Whether she wanted to our not, she was returning home, and she was doing it as an outlaw.
To pay for her ticket to Earth, she stole from Jack, the captain of the Lenore and owner of her debt. Even after the two weeks journeying back to the blue planet, she hadn’t gotten over her shame. In the seventeen years, she had spent as an Indentured Servant, she had never stolen from her owner. Not once. Not even a bread crumb. Now, she had taken her owner’s pay card, removed money from his account, and run halfway across the inhabited galaxy.

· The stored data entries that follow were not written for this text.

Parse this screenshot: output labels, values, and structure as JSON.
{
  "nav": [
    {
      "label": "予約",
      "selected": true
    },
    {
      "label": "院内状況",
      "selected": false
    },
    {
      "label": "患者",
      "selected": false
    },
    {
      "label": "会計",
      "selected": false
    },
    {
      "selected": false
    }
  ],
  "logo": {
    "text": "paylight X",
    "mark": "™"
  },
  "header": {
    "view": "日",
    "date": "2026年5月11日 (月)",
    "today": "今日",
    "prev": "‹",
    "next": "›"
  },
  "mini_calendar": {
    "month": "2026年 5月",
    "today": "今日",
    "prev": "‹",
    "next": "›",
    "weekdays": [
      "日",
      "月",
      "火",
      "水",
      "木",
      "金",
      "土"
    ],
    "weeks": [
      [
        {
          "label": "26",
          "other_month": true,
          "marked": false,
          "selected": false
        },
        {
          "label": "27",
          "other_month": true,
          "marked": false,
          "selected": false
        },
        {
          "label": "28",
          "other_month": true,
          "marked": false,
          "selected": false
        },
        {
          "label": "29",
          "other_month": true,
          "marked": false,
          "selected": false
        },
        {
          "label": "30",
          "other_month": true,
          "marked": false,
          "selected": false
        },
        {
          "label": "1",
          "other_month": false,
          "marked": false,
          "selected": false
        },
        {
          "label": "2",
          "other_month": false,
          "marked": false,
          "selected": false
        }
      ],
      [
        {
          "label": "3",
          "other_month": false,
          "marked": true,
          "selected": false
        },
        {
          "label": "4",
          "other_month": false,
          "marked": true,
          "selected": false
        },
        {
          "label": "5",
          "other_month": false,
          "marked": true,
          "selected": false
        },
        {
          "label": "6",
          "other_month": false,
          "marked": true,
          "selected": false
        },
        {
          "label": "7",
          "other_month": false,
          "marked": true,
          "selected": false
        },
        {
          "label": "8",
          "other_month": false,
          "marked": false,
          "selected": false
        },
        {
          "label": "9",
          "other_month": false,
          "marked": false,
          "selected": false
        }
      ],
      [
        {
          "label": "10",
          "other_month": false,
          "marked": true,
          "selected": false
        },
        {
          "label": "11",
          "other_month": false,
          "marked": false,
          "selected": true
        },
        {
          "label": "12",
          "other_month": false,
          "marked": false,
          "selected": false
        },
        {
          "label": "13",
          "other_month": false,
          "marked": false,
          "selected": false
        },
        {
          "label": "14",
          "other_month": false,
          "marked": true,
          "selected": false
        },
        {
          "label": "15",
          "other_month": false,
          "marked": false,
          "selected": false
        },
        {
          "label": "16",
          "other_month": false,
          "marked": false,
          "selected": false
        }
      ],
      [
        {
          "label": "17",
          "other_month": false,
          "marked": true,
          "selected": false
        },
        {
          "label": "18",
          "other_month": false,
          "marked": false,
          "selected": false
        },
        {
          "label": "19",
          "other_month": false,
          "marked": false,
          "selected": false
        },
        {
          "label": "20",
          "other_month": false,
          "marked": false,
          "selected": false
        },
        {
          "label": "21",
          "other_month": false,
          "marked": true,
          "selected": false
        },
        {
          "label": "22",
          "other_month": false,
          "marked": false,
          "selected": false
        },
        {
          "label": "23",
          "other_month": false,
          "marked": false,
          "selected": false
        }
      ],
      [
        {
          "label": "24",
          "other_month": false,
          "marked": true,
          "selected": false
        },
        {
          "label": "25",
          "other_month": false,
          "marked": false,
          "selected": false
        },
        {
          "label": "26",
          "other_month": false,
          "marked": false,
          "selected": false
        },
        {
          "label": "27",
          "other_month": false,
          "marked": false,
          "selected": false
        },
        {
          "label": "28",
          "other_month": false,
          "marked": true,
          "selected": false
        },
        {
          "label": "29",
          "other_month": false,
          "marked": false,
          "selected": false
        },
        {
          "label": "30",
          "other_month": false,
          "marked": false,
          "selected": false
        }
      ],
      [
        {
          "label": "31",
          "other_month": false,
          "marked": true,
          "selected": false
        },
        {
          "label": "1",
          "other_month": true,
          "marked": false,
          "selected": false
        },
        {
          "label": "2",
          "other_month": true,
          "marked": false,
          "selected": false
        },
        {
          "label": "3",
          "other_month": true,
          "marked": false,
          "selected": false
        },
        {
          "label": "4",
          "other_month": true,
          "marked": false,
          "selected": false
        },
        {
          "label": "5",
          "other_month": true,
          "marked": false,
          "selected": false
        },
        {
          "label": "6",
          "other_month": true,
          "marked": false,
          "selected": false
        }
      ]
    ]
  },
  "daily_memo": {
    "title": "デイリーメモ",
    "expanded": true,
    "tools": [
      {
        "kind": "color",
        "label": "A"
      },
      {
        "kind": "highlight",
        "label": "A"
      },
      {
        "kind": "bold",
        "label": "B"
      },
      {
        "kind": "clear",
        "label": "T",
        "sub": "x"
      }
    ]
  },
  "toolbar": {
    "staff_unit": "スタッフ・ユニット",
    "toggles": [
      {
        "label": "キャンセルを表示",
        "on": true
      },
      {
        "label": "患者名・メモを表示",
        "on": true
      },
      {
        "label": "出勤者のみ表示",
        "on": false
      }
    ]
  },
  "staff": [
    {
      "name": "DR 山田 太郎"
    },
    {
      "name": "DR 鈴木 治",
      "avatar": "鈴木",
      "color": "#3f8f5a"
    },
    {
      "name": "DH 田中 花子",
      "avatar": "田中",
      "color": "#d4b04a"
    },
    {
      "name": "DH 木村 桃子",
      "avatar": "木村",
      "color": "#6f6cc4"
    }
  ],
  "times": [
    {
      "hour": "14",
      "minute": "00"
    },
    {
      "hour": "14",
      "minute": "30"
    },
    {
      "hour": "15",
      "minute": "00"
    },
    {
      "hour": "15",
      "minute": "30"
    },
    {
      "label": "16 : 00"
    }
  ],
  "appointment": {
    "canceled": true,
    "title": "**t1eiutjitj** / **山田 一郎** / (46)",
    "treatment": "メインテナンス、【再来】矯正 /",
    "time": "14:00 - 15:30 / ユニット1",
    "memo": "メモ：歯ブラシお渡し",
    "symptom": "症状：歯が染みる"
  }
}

But it’s worth it, she told herself, drawing to her mind an image of what she thought her niece or nephew might look like. Other than the few minutes after birth, while the child lay in her dying sister’s arms, Bit had never seen it. She couldn’t remember the gender, though she had been present for the delivery.
Bit let the crowd from the large elevator flow forward until she could walk without bodies bumping into her. Her transport had landed on the pad hovering over Vanderbijlpark. Unlike Mars, most of Earth’s transport vessels weren’t built to enter and exit the dense atmosphere. Instead, people traveled up an enormous elevator to a pad that hovered in the outer layer of the atmosphere. From there, one could take a transport to the orbiting port, the moon’s station, the shipyard orbiting the moon, or Sagan space station.
Vanderbijlpark was one of the higher-rent neighborhoods in Johannesburg. It had once been its own city, but like everything around the Golden Giant—better known as Johannesburg—it got swallowed up over the years. Bit didn’t have to travel far to escape the glamor of the wealthy suburb. It wasn’t that the buildings shrunk so much but more that the additions and repairs no longer matched the structures’ original building material.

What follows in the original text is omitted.